A report by James Whelan and Kristen Lyons titled ‘Rethinking deliberative governance: dissecting the Queensland landclearing campaign’ gives some insight into what drove the campaigning in Queensland that drove the legislation in Queensland. (It would be great if the Queensland Conservation Council made the entire report accessible from their website as it is a fascinating read.) And I quote from their report:
Firstly, it (the legislation) represents a significant shift in Queensland, and indeed Australian history, by establishing a framework for the regulation of land use on both leasehold and freehold land. This represents a significant departure from dominant ideologies that accept private landowners retain sovereignty over land management.
Secondly, it indicates conditional support for regional governance processes by conservationists. In this case they were unwilling to support those with limited or flawed terms of reference despite acknowledging the potential for collaborative natural resource management to foster civil society, social capital and democratic legitimacy of land management decisions. These outcomes are important prerequisites for the implementation of regulation. However, the macro settings for these consultative processes attracted strident critique from the conservation movement. Regional processes, were identified as a “business as usual” approach to land use, which established a narrow framework for policy setting that limited the possibility of achieving significant positive conservation outcomes. Many ENGOs were consequently highly critical of these so-called collaborative models, and refused to participate.
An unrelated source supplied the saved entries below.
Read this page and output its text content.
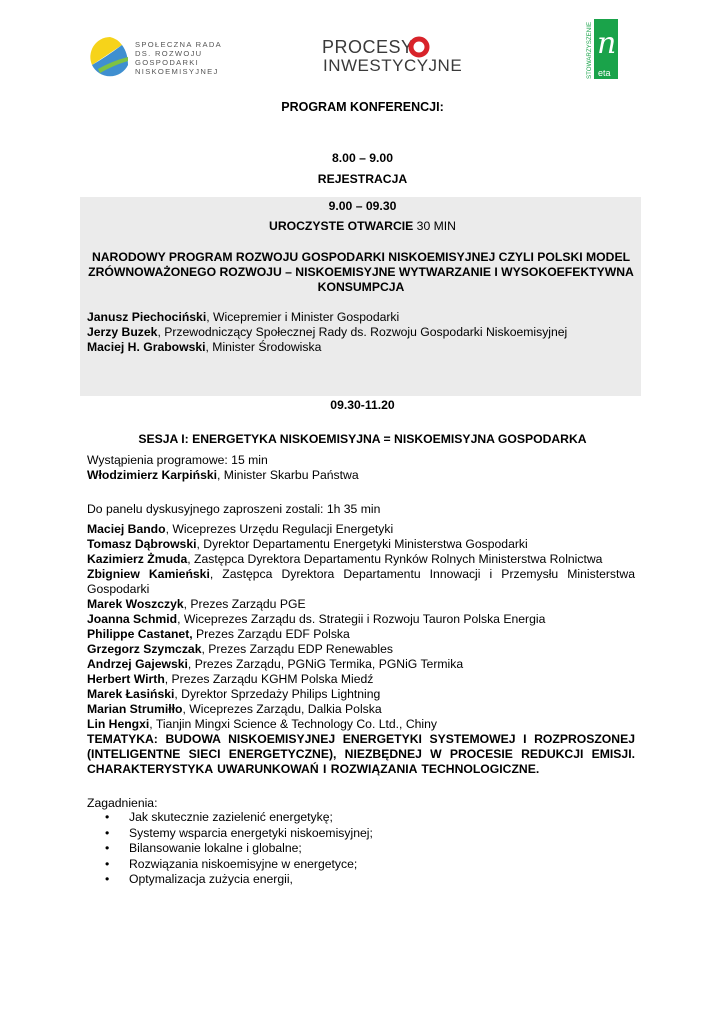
SPOŁECZNA RADA
DS. ROZWOJU
GOSPODARKI
NISKOEMISYJNEJ
PROCESY
INWESTYCYJNE	STOWARZYSZENIE n
eta
PROGRAM KONFERENCJI:
8.00 – 9.00
REJESTRACJA
9.00 – 09.30
UROCZYSTE OTWARCIE 30 MIN
NARODOWY PROGRAM ROZWOJU GOSPODARKI NISKOEMISYJNEJ CZYLI POLSKI MODEL ZRÓWNOWAŻONEGO ROZWOJU – NISKOEMISYJNE WYTWARZANIE I WYSOKOEFEKTYWNA KONSUMPCJA
Janusz Piechociński, Wicepremier i Minister Gospodarki
Jerzy Buzek, Przewodniczący Społecznej Rady ds. Rozwoju Gospodarki Niskoemisyjnej
Maciej H. Grabowski, Minister Środowiska
09.30-11.20
SESJA I: ENERGETYKA NISKOEMISYJNA = NISKOEMISYJNA GOSPODARKA
Wystąpienia programowe: 15 min
Włodzimierz Karpiński, Minister Skarbu Państwa
Do panelu dyskusyjnego zaproszeni zostali: 1h 35 min
Maciej Bando, Wiceprezes Urzędu Regulacji Energetyki
Tomasz Dąbrowski, Dyrektor Departamentu Energetyki Ministerstwa Gospodarki
Kazimierz Żmuda, Zastępca Dyrektora Departamentu Rynków Rolnych Ministerstwa Rolnictwa
Zbigniew Kamieński, Zastępca Dyrektora Departamentu Innowacji i Przemysłu Ministerstwa Gospodarki
Marek Woszczyk, Prezes Zarządu PGE
Joanna Schmid, Wiceprezes Zarządu ds. Strategii i Rozwoju Tauron Polska Energia
Philippe Castanet, Prezes Zarządu EDF Polska
Grzegorz Szymczak, Prezes Zarządu EDP Renewables
Andrzej Gajewski, Prezes Zarządu, PGNiG Termika, PGNiG Termika
Herbert Wirth, Prezes Zarządu KGHM Polska Miedź
Marek Łasiński, Dyrektor Sprzedaży Philips Lightning
Marian Strumiłło, Wiceprezes Zarządu, Dalkia Polska
Lin Hengxi, Tianjin Mingxi Science & Technology Co. Ltd., Chiny
TEMATYKA: BUDOWA NISKOEMISYJNEJ ENERGETYKI SYSTEMOWEJ I ROZPROSZONEJ (INTELIGENTNE SIECI ENERGETYCZNE), NIEZBĘDNEJ W PROCESIE REDUKCJI EMISJI. CHARAKTERYSTYKA UWARUNKOWAŃ I ROZWIĄZANIA TECHNOLOGICZNE.
Zagadnienia:
• Jak skutecznie zazielenić energetykę;
• Systemy wsparcia energetyki niskoemisyjnej;
• Bilansowanie lokalne i globalne;
• Rozwiązania niskoemisyjne w energetyce;
• Optymalizacja zużycia energii,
The third insight to emerge from this landclearing campaign related to concerned the powerful impact of community action and political contestation by ENGOs. Rather than relying on partnership models of governance which may have been conducive to local ownership of management decisions and enhance social capital, the landclearing campaign was resolved through conflict and contestation. Rather than directing energies into collaborating within a flawed framework, and risk being captured by a process with a narrow and restricted agenda, ENGOs engaged in a diverse range of campaign strategies to pressure government to govern. Importantly, the landclearing case demonstrates the determination of the conservation movement to hold government accountable for responsible natural resource management, rather than deferring to problematic consultative processes. In conclusion, the success of this campaign suggests that the emphasis placed on a narrowly defined set of social capital indicators in prevailing natural resource management arrangements may overlook the broader range of political and social strategies that can effect social change.
Some western Queensland landholders will meet tomorrow to consider their options, their campaign, to get the legislation changed. They believe that in its current form it is impractical, and concurr with the Productivity Commission report that it is also an impediment to environmental protection. I will be a speaker at the meeting to be held at 2.00pm in the Memorial Sports Club, Blackall. BBQ and drinks to follow. All welcome.